Coronavirus is expected to persist in the long term despite global vaccine introduction


More than 107 million people are infected worldwide and almost 2.4 million have died from Covid-19.

Stockholm, Sweden:

The head of the EU’s Disease Control Agency warned on Friday that the novel coronavirus could last indefinitely, even if global infections slowed by almost half in the last month and vaccine adoption gained momentum in parts of the world.

In an interview with AFP, ECDC chief Andrea Ammon urged European countries in particular not to protect themselves from a virus that “appears to be very well adapted to humans” and may require experts to optimize vaccines over time as is the case with seasonal flu.

“So we should be prepared to keep it with us,” said Ammon, director of the Stockholm-based European Center for Disease Prevention and Control.

After the recent harsh wave of a pandemic that began in China more than a year ago, glimmers of hope flickered when an AFP database showed the rate of new Covid-19 infections slowed 44.5 percent worldwide over the past month.

More than 107 million people are infected worldwide and almost 2.4 million have died from Covid-19.

However, disease experts warned vaccines would not end the pandemic unless all countries were dosed quickly and fairly.

In an open letter published in the Lancet medical journal, with vaccine stockpiling in wealthier countries, authors said, “It could take years to get coronavirus under control on a global scale.”

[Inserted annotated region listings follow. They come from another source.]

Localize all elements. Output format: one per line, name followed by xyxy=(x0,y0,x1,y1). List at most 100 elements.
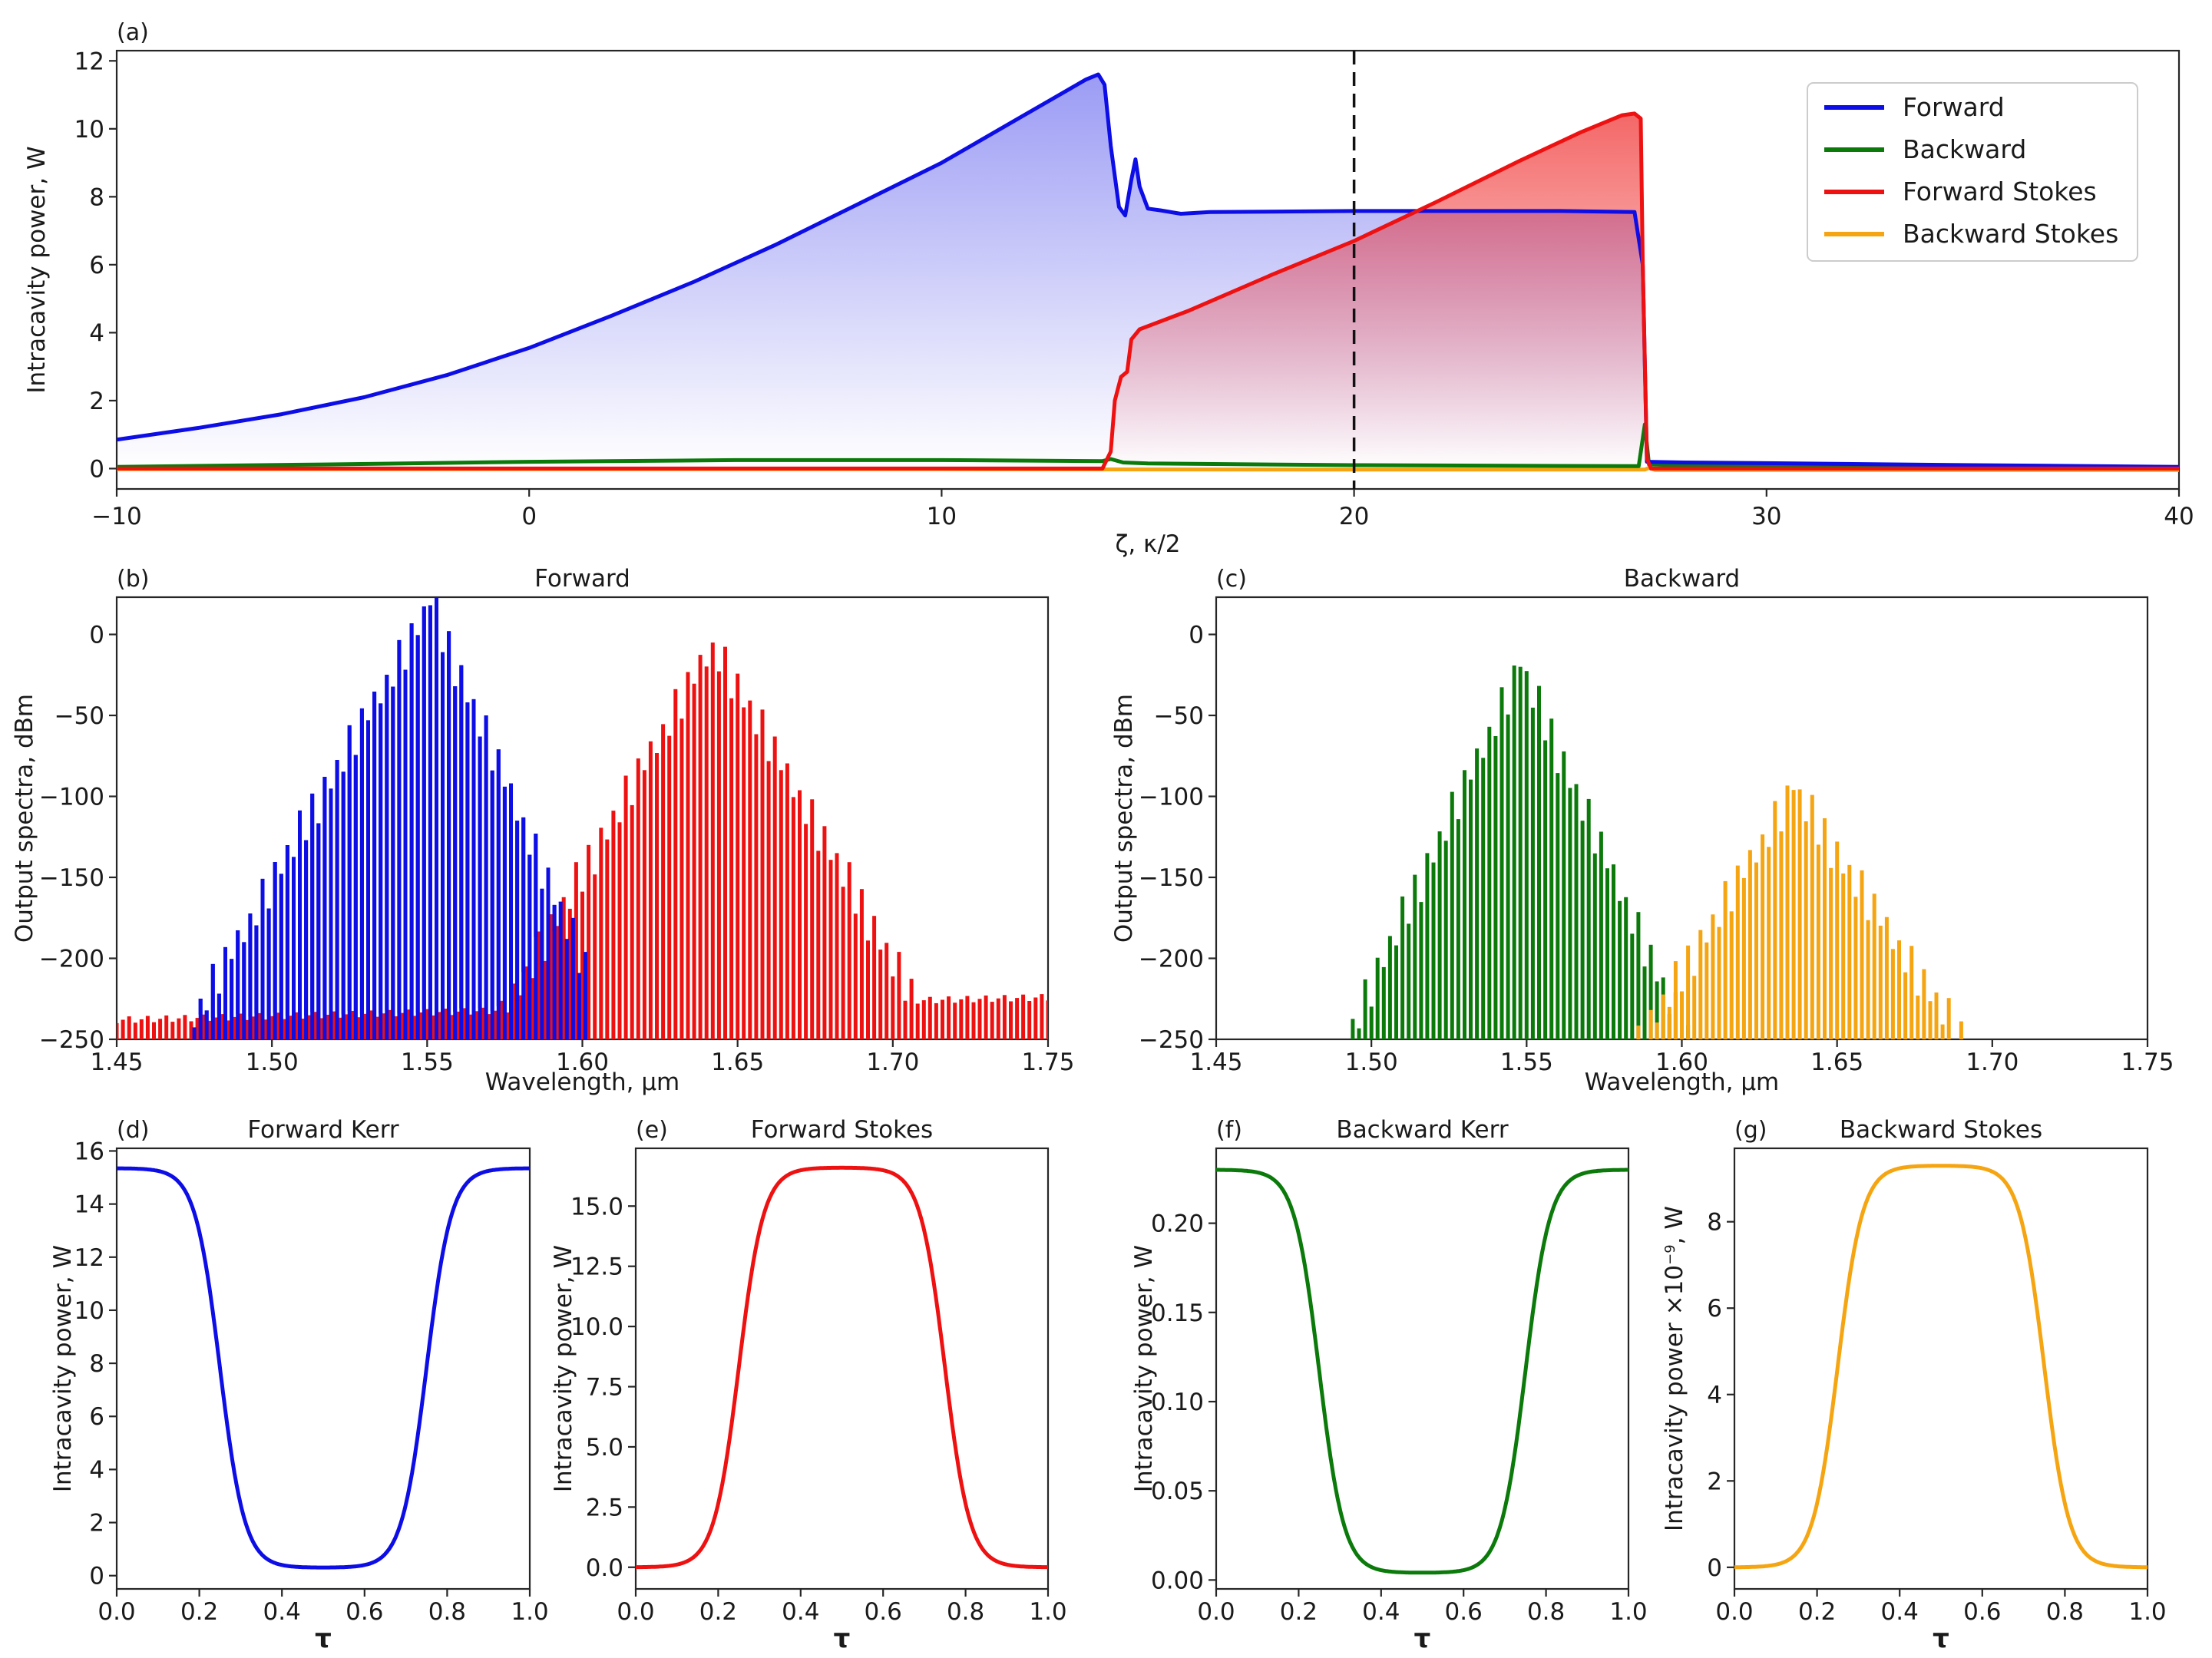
bar-forward-stokes xyxy=(201,1014,206,1039)
bar-backward xyxy=(1518,666,1523,1039)
bar-forward xyxy=(577,973,581,1039)
bar-backward xyxy=(1351,1019,1355,1039)
bar-forward-stokes xyxy=(282,1019,286,1039)
bar-backward xyxy=(1450,791,1454,1039)
line-backward xyxy=(117,422,2179,470)
bar-backward xyxy=(1493,736,1498,1039)
bar-forward-stokes xyxy=(630,804,634,1039)
bar-forward-top xyxy=(298,810,302,1019)
bar-forward-top xyxy=(453,686,458,1012)
y-tick-label-c: −50 xyxy=(1154,702,1204,730)
panel-e: 0.0 0.2 0.4 0.6 0.8 1.0 0.0 2.5 5.0 7.5 10.0 12.5 15… xyxy=(550,1116,1067,1654)
bar-forward xyxy=(204,1010,209,1039)
bar-backward xyxy=(1530,707,1535,1039)
bar-forward-stokes xyxy=(984,995,988,1039)
x-axis-label-a: ζ, κ/2 xyxy=(1115,530,1180,558)
bar-backward xyxy=(1580,821,1585,1039)
bar-backward xyxy=(1648,944,1653,1039)
bar-forward-stokes xyxy=(356,1017,361,1039)
y-tick-label-f: 0.20 xyxy=(1151,1210,1204,1238)
x-tick-label-a: 40 xyxy=(2164,503,2194,530)
bar-forward-top xyxy=(322,777,327,1016)
line-forward xyxy=(117,72,2179,469)
y-tick-label-g: 6 xyxy=(1707,1295,1722,1323)
y-tick-label-f: 0.00 xyxy=(1151,1567,1204,1594)
y-tick-label-e: 5.0 xyxy=(586,1434,623,1461)
bar-forward-stokes xyxy=(847,862,851,1039)
bar-forward-stokes xyxy=(152,1022,156,1039)
y-tick-label-a: 12 xyxy=(74,48,104,75)
bar-backward xyxy=(1506,714,1510,1039)
bar-forward-stokes xyxy=(257,1012,262,1039)
panel-label-f: (f) xyxy=(1216,1117,1242,1144)
bar-forward-stokes xyxy=(785,763,789,1039)
panel-c: 1.45 1.50 1.55 1.60 1.65 1.70 1.75 0 −50 −100 −150… xyxy=(1110,565,2174,1096)
bar-forward-stokes xyxy=(835,853,839,1039)
panel-label-a: (a) xyxy=(117,19,149,46)
panel-a: −10 0 10 20 30 40 0 2 4 6 8 10 12 (a) ζ, κ/2 Intracavit… xyxy=(23,19,2194,558)
bar-forward-stokes xyxy=(382,1013,386,1039)
bar-forward-stokes xyxy=(760,709,765,1039)
y-tick-label-a: 4 xyxy=(89,319,104,347)
bar-forward-stokes xyxy=(295,1012,299,1039)
bar-forward-stokes xyxy=(189,1021,193,1039)
x-tick-label-g: 0.4 xyxy=(1881,1598,1919,1626)
y-tick-label-d: 10 xyxy=(74,1297,104,1325)
bar-forward-stokes xyxy=(394,1016,398,1039)
x-tick-label-g: 0.2 xyxy=(1798,1598,1836,1626)
bar-backward-stokes xyxy=(1922,969,1926,1039)
bar-backward xyxy=(1456,819,1460,1039)
x-tick-label-c: 1.50 xyxy=(1345,1049,1398,1076)
bar-backward xyxy=(1605,868,1609,1039)
bar-backward-stokes xyxy=(1797,789,1802,1039)
bar-backward xyxy=(1375,957,1380,1039)
y-tick-label-f: 0.05 xyxy=(1151,1478,1204,1505)
bar-forward-stokes xyxy=(145,1016,150,1039)
panel-label-c: (c) xyxy=(1216,566,1247,593)
bar-backward xyxy=(1469,779,1473,1039)
bar-forward-top xyxy=(385,675,389,1010)
bar-forward-stokes xyxy=(344,1014,349,1039)
x-tick-label-d: 0.4 xyxy=(263,1598,301,1626)
bar-backward-stokes xyxy=(1878,925,1883,1039)
bar-backward-stokes xyxy=(1872,893,1876,1039)
bar-backward xyxy=(1499,687,1504,1039)
bar-forward-stokes xyxy=(164,1015,169,1039)
bar-backward xyxy=(1562,751,1566,1039)
bar-forward-stokes xyxy=(313,1012,318,1039)
bar-forward-stokes xyxy=(177,1018,181,1039)
y-tick-label-a: 2 xyxy=(89,388,104,415)
bar-backward-stokes xyxy=(1959,1021,1963,1039)
bar-forward-stokes xyxy=(1033,997,1038,1039)
bar-forward-stokes xyxy=(623,775,628,1039)
x-tick-label-f: 0.0 xyxy=(1197,1598,1235,1626)
bar-forward-stokes xyxy=(729,698,734,1039)
bar-forward-top xyxy=(285,845,289,1016)
x-tick-label-b: 1.60 xyxy=(556,1049,609,1076)
bar-forward-stokes xyxy=(927,996,932,1039)
bar-forward-stokes xyxy=(891,976,895,1039)
bar-forward-stokes xyxy=(791,797,795,1039)
y-tick-label-e: 2.5 xyxy=(586,1494,623,1521)
bar-forward-top xyxy=(359,708,364,1014)
y-axis-label-e: Intracavity power, W xyxy=(550,1245,577,1492)
bar-backward xyxy=(1437,831,1442,1039)
bar-forward-stokes xyxy=(350,1011,355,1039)
x-axis-label-e: τ xyxy=(834,1623,851,1654)
bar-backward-stokes xyxy=(1853,897,1858,1039)
y-tick-label-f: 0.15 xyxy=(1151,1300,1204,1327)
bar-forward xyxy=(552,904,557,1039)
y-axis-label-text-g: Intracavity power ×10 xyxy=(1661,1265,1688,1531)
x-tick-label-e: 0.8 xyxy=(947,1598,984,1626)
bar-forward-stokes xyxy=(438,1012,441,1039)
y-tick-label-d: 2 xyxy=(89,1510,104,1537)
y-tick-label-a: 8 xyxy=(89,183,104,211)
y-tick-label-g: 2 xyxy=(1707,1468,1722,1495)
bar-forward-top xyxy=(260,878,265,1020)
line-backward-stokes xyxy=(1733,1164,2149,1570)
bar-forward-stokes xyxy=(686,672,690,1039)
x-axis-label-c: Wavelength, μm xyxy=(1585,1068,1780,1096)
bar-backward xyxy=(1592,853,1597,1039)
bar-backward xyxy=(1443,841,1448,1039)
plot-area-b xyxy=(117,597,1048,1039)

The warning came when U.S. vaccine maker Moderna sought approval from regulators around the world to add 50 percent more coronavirus vaccines to each of its vials in an effort to rapidly increase current levels of supply.

In the UK, a sharp drop in infections and the acceleration in vaccinations have led some members of the ruling Conservative Party to push for the home stay rules to be lifted in early March.

Much of the country re-entered lockdown in early January to contain a more transmissible variant of Covid-19, which was first identified in the UK.

The UK government was cautious nonetheless, a catchphrase that has been repeated elsewhere, including Italy, Portugal and Australia.

“It’s rough”

In Australia, more than six million people in Melbourne and the surrounding area were on a five-day coronavirus emergency lockdown.

“It’s tough. It’s going to be a tough couple of days for everyone,” said tennis star Serena Williams, reacting to the blocking moments after her last win at the Australian Open.

While the game continues under the restrictions, fans are no longer allowed and players must limit themselves to bio-safe “bubbles”.

The toll on sports, entertainment and business continued to be massive.

The Tokyo Olympics are slated to open in July after several delays.

But game organizers are already grappling with public concerns about holding the big international event this summer.

Record decline for the UK economy


The head of the European Commission, Ursula von der Leyen, called on the 27 EU member states to accelerate the ratification of an important part of the bloc’s € 750 billion plan in order to recover from the effects of the pandemic.

The UK, which has left the EU and has the highest number of virus deaths in Europe after a heavily criticized initial response to the pandemic, reported the economy contracted 9.9 percent over the past year.

Treasury Secretary Rishi Sunak admitted the impact would be “a major shock” and warned, “We should expect the economy to deteriorate before it improves.”

Hungary has since said it will be the first EU country to use the Russian Sputnik V vaccine.

The country split from the EU last month when it became the first bloc member to approve Sputnik V and give two million doses over three months, enough to vaccinate a million people.

Russia registered Sputnik V in August, months ahead of Western competitors but before large clinical trials began, which made some experts suspicious.

However, recent results published in The Lancet found that the vaccine was 91.6 percent effective against Covid-19.

Some EU heads of state and government seem to embrace the idea of ​​using Sputnik V as the bloc is grappling with supply shortages for the three vaccines it has approved.

Plans to vaccinate all Americans

The European Medicines Agency has so far approved vaccines for the block that were developed by the US-German company Pfizer-BioNTech, the US-American company Moderna and the British-Swedish company AstraZeneca at Oxford University.

The EMA announced on Friday that it had started an “ongoing review” of a vaccine from the German manufacturer CureVac, the first step towards possible approval.

In the United States – the hardest-hit country in the world with more than 480,000 deaths – health officials on Friday urged schools to reopen safely and as soon as possible, and laid out a detailed plan to limit the spread of Covid-19 in front.

The strategy focuses on universal masking, hand washing, disinfection and contact tracing. While it recommends vaccination for teachers and staff, it does not say it is necessary – a point of contention among teachers’ unions.

The push comes as the United States is in the midst of an aggressive mass vaccination campaign aimed at vaccinating nearly all Americans by the end of July.

Brazil’s hard-hit drive to vaccinate its population has stalled this week as a shortage of doses forced authorities to slow or stop vaccination in several key areas.

However, Prime Minister Justin Trudeau said the introduction of Covid-19 vaccines in Canada in March will be back on track to make up for recent delays.

(Except for the headline, this story was not edited by GossipMantri staff and published from a syndicated feed.)